In this difficult time, when our national and household economy is being hit hard, fasting, no matter how small, would also reduce the nasty speaking of those who complain and complain, even speculating that many are dying of hunger or even worse, saying that people are dying of hunger when making their comments on Facebook, because it would dilute the poisons in your body, facilitate your thoughts and curb the language from these meaningless expressions, nor in support of the historical reality of the Albanians over the centuries and not today. The Albanian has not and will never die of hunger for a thousand and one reasons.
But the reason I highlighted bread and hunger at the end of this speech since the Iftar is directly related to the physical, spiritual and mental welfare fasting brings to Muslim faithful. With cleansing process throughout the entire body and facilitation of thought as the Prophet’s message holds it, as well as the whole religious practice of every faith suggest to avoid usual meals on certain days of the month, or even the scientific practice of medicine itself in times of issues for the physical and mental health of man.
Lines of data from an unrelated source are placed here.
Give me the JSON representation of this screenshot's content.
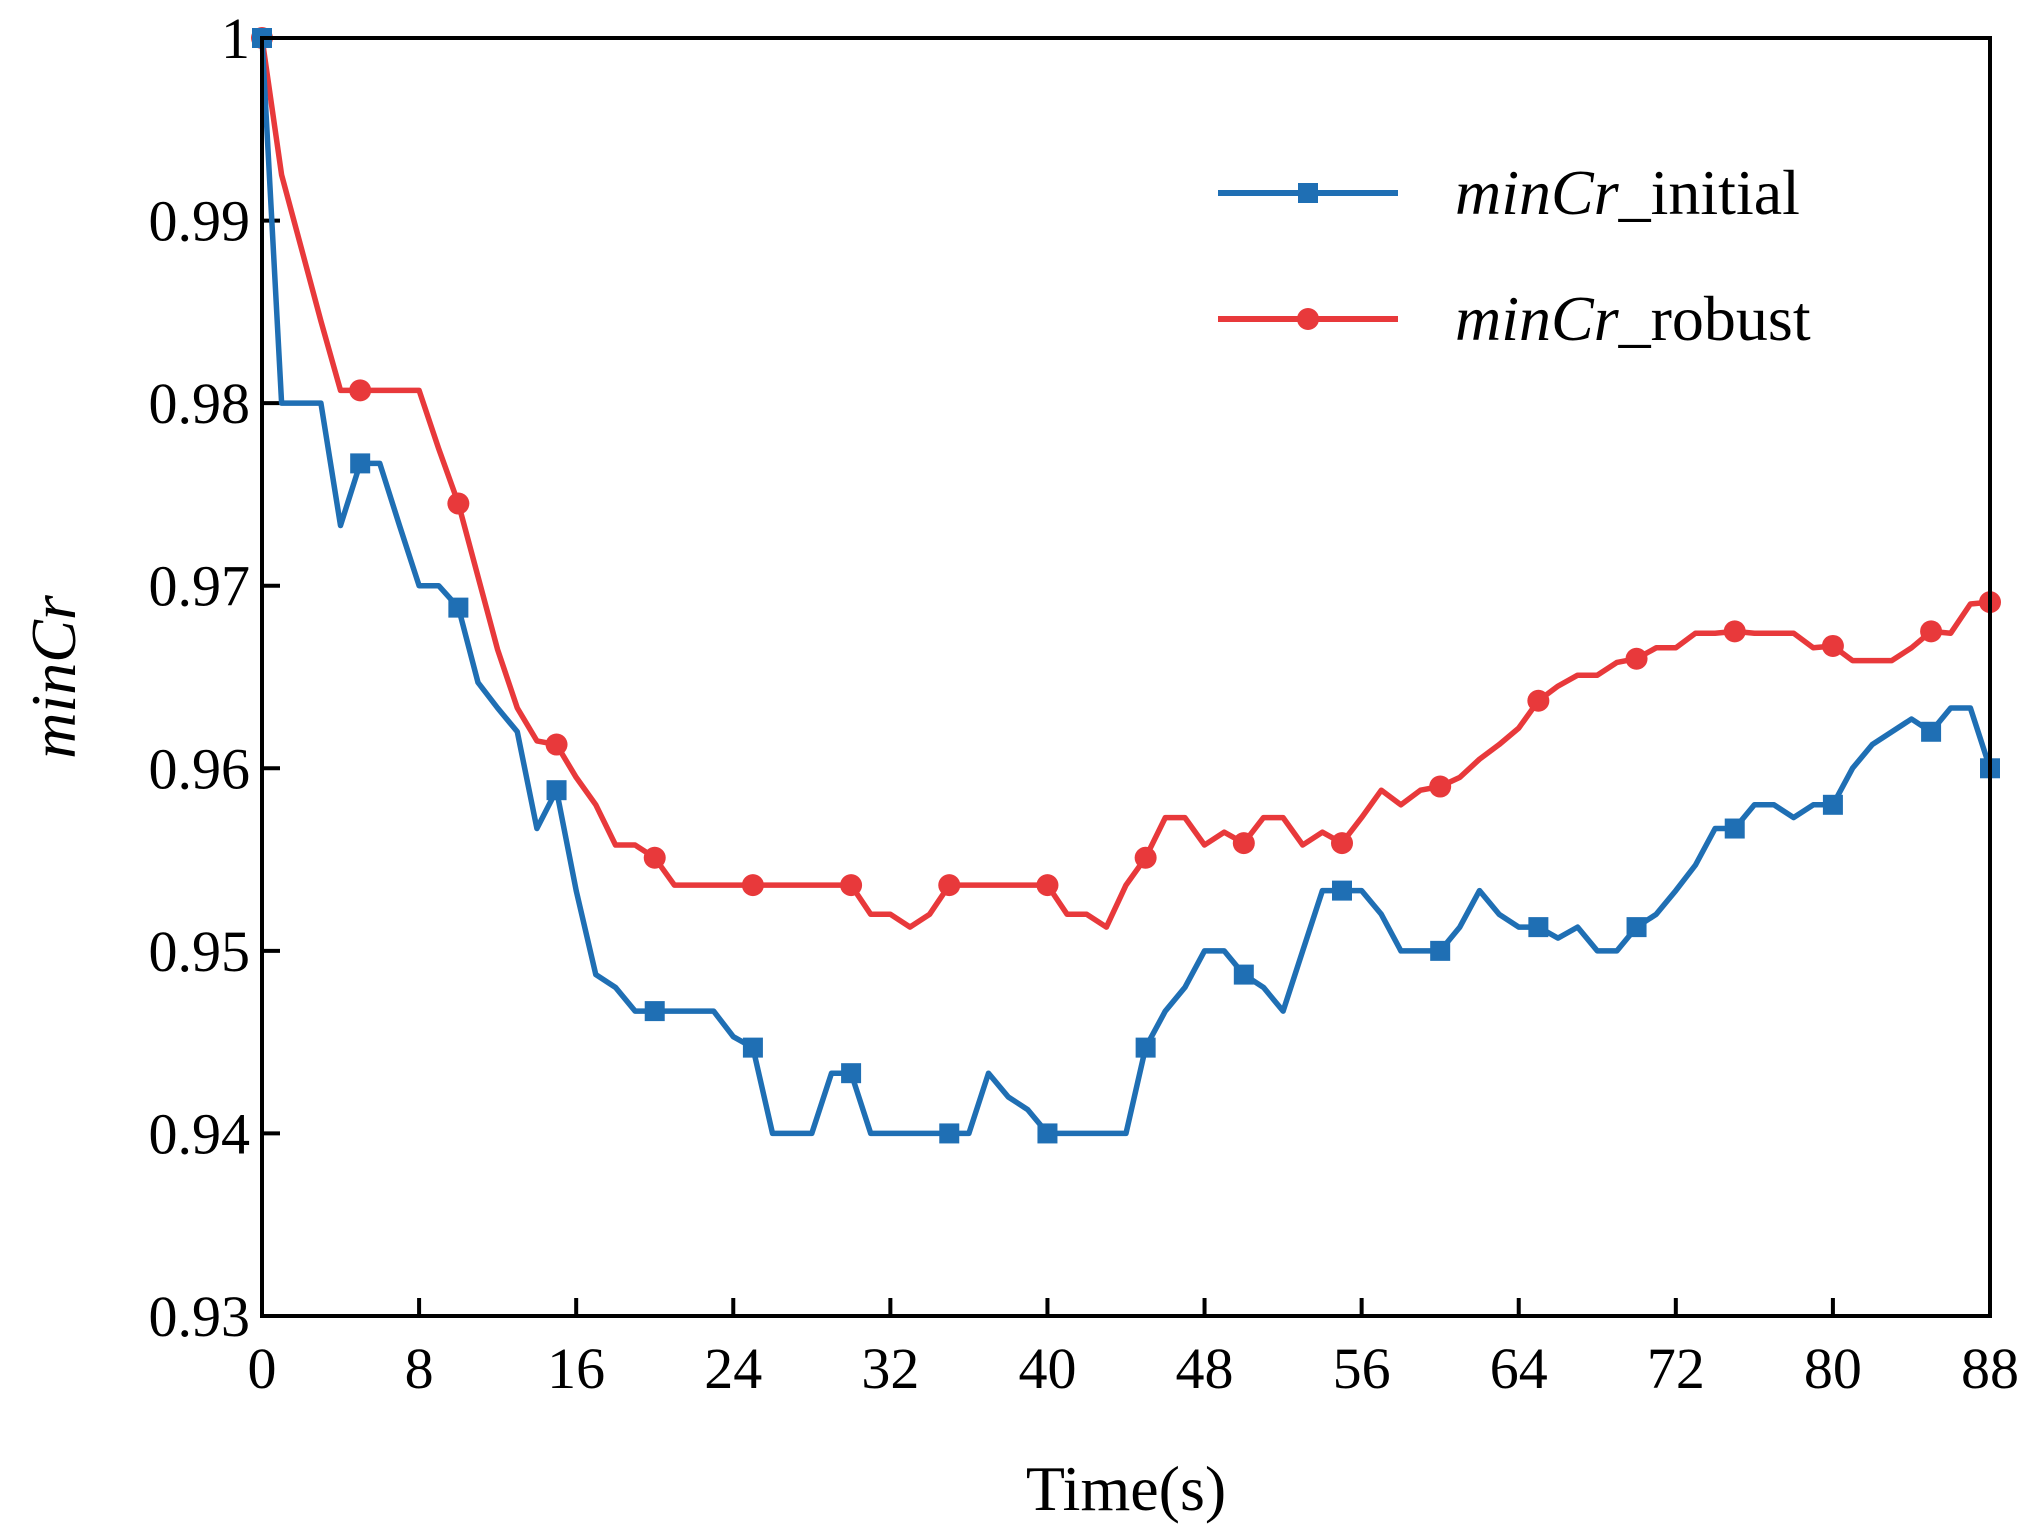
{
  "chart_data": {
    "type": "line",
    "xlabel": "Time(s)",
    "ylabel": "minCr",
    "xlim": [
      0,
      88
    ],
    "ylim": [
      0.93,
      1.0
    ],
    "xticks": [
      0,
      8,
      16,
      24,
      32,
      40,
      48,
      56,
      64,
      72,
      80,
      88
    ],
    "yticks": [
      0.93,
      0.94,
      0.95,
      0.96,
      0.97,
      0.98,
      0.99,
      1.0
    ],
    "xtick_labels": [
      "0",
      "8",
      "16",
      "24",
      "32",
      "40",
      "48",
      "56",
      "64",
      "72",
      "80",
      "88"
    ],
    "ytick_labels": [
      "0.93",
      "0.94",
      "0.95",
      "0.96",
      "0.97",
      "0.98",
      "0.99",
      "1"
    ],
    "legend_position": "top-right",
    "series": [
      {
        "name": "minCr_initial",
        "name_italic": "minCr",
        "name_suffix": "_initial",
        "color": "#1f6fb4",
        "marker": "square",
        "x": [
          0,
          1,
          2,
          3,
          4,
          5,
          6,
          7,
          8,
          9,
          10,
          11,
          12,
          13,
          14,
          15,
          16,
          17,
          18,
          19,
          20,
          21,
          22,
          23,
          24,
          25,
          26,
          27,
          28,
          29,
          30,
          31,
          32,
          33,
          34,
          35,
          36,
          37,
          38,
          39,
          40,
          41,
          42,
          43,
          44,
          45,
          46,
          47,
          48,
          49,
          50,
          51,
          52,
          53,
          54,
          55,
          56,
          57,
          58,
          59,
          60,
          61,
          62,
          63,
          64,
          65,
          66,
          67,
          68,
          69,
          70,
          71,
          72,
          73,
          74,
          75,
          76,
          77,
          78,
          79,
          80,
          81,
          82,
          83,
          84,
          85,
          86,
          87,
          88
        ],
        "y": [
          1.0,
          0.98,
          0.98,
          0.98,
          0.9733,
          0.9767,
          0.9767,
          0.9733,
          0.97,
          0.97,
          0.9688,
          0.9647,
          0.9633,
          0.962,
          0.9567,
          0.9588,
          0.9533,
          0.9487,
          0.948,
          0.9467,
          0.9467,
          0.9467,
          0.9467,
          0.9467,
          0.9453,
          0.9447,
          0.94,
          0.94,
          0.94,
          0.9433,
          0.9433,
          0.94,
          0.94,
          0.94,
          0.94,
          0.94,
          0.94,
          0.9433,
          0.942,
          0.9413,
          0.94,
          0.94,
          0.94,
          0.94,
          0.94,
          0.9447,
          0.9467,
          0.948,
          0.95,
          0.95,
          0.9487,
          0.948,
          0.9467,
          0.95,
          0.9533,
          0.9533,
          0.9533,
          0.952,
          0.95,
          0.95,
          0.95,
          0.9513,
          0.9533,
          0.952,
          0.9513,
          0.9513,
          0.9507,
          0.9513,
          0.95,
          0.95,
          0.9513,
          0.952,
          0.9533,
          0.9547,
          0.9567,
          0.9567,
          0.958,
          0.958,
          0.9573,
          0.958,
          0.958,
          0.96,
          0.9613,
          0.962,
          0.9627,
          0.962,
          0.9633,
          0.9633,
          0.96
        ],
        "marker_x": [
          0,
          5,
          10,
          15,
          20,
          25,
          30,
          35,
          40,
          45,
          50,
          55,
          60,
          65,
          70,
          75,
          80,
          85,
          88
        ]
      },
      {
        "name": "minCr_robust",
        "name_italic": "minCr",
        "name_suffix": "_robust",
        "color": "#e8393b",
        "marker": "circle",
        "x": [
          0,
          1,
          2,
          3,
          4,
          5,
          6,
          7,
          8,
          9,
          10,
          11,
          12,
          13,
          14,
          15,
          16,
          17,
          18,
          19,
          20,
          21,
          22,
          23,
          24,
          25,
          26,
          27,
          28,
          29,
          30,
          31,
          32,
          33,
          34,
          35,
          36,
          37,
          38,
          39,
          40,
          41,
          42,
          43,
          44,
          45,
          46,
          47,
          48,
          49,
          50,
          51,
          52,
          53,
          54,
          55,
          56,
          57,
          58,
          59,
          60,
          61,
          62,
          63,
          64,
          65,
          66,
          67,
          68,
          69,
          70,
          71,
          72,
          73,
          74,
          75,
          76,
          77,
          78,
          79,
          80,
          81,
          82,
          83,
          84,
          85,
          86,
          87,
          88
        ],
        "y": [
          1.0,
          0.9925,
          0.9885,
          0.9845,
          0.9807,
          0.9807,
          0.9807,
          0.9807,
          0.9807,
          0.9775,
          0.9745,
          0.9705,
          0.9665,
          0.9633,
          0.9615,
          0.9613,
          0.9595,
          0.958,
          0.9558,
          0.9558,
          0.9551,
          0.9536,
          0.9536,
          0.9536,
          0.9536,
          0.9536,
          0.9536,
          0.9536,
          0.9536,
          0.9536,
          0.9536,
          0.952,
          0.952,
          0.9513,
          0.952,
          0.9536,
          0.9536,
          0.9536,
          0.9536,
          0.9536,
          0.9536,
          0.952,
          0.952,
          0.9513,
          0.9536,
          0.9551,
          0.9573,
          0.9573,
          0.9558,
          0.9565,
          0.9559,
          0.9573,
          0.9573,
          0.9558,
          0.9565,
          0.9559,
          0.9573,
          0.9588,
          0.958,
          0.9588,
          0.959,
          0.9595,
          0.9605,
          0.9613,
          0.9622,
          0.9637,
          0.9645,
          0.9651,
          0.9651,
          0.9658,
          0.966,
          0.9666,
          0.9666,
          0.9674,
          0.9674,
          0.9675,
          0.9674,
          0.9674,
          0.9674,
          0.9666,
          0.9667,
          0.9659,
          0.9659,
          0.9659,
          0.9666,
          0.9675,
          0.9674,
          0.969,
          0.9691
        ],
        "marker_x": [
          0,
          5,
          10,
          15,
          20,
          25,
          30,
          35,
          40,
          45,
          50,
          55,
          60,
          65,
          70,
          75,
          80,
          85,
          88
        ]
      }
    ]
  }
}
From here, the human body and mind is directly nurtured to the human’s body and mind the source of the positive renewal energies after suffering from the breakdown of eating habits, which is also found in the great introductory sentence of Ramadan days, after suffering the relief comes.
This is not a political formula, it is neither a government recipe over this not easy days for the economy of our Albanian family, but it is an introductory wish of this day ending like a new beginning for our Muslim mothers and sisters for them to have a healthy and accepted fasting during the holy month of Ramadan – and also for all others, who, although being non-believers, can find individual and family relief by seeking it precisely where suffering of this tough time originates!
God bless the Albanian clergy! May God bless Albania and give us all more strength and clarity under the divine light of Hilal, during this crucial month ahead of us as a state, as a people, as a community, as a family, as individuals!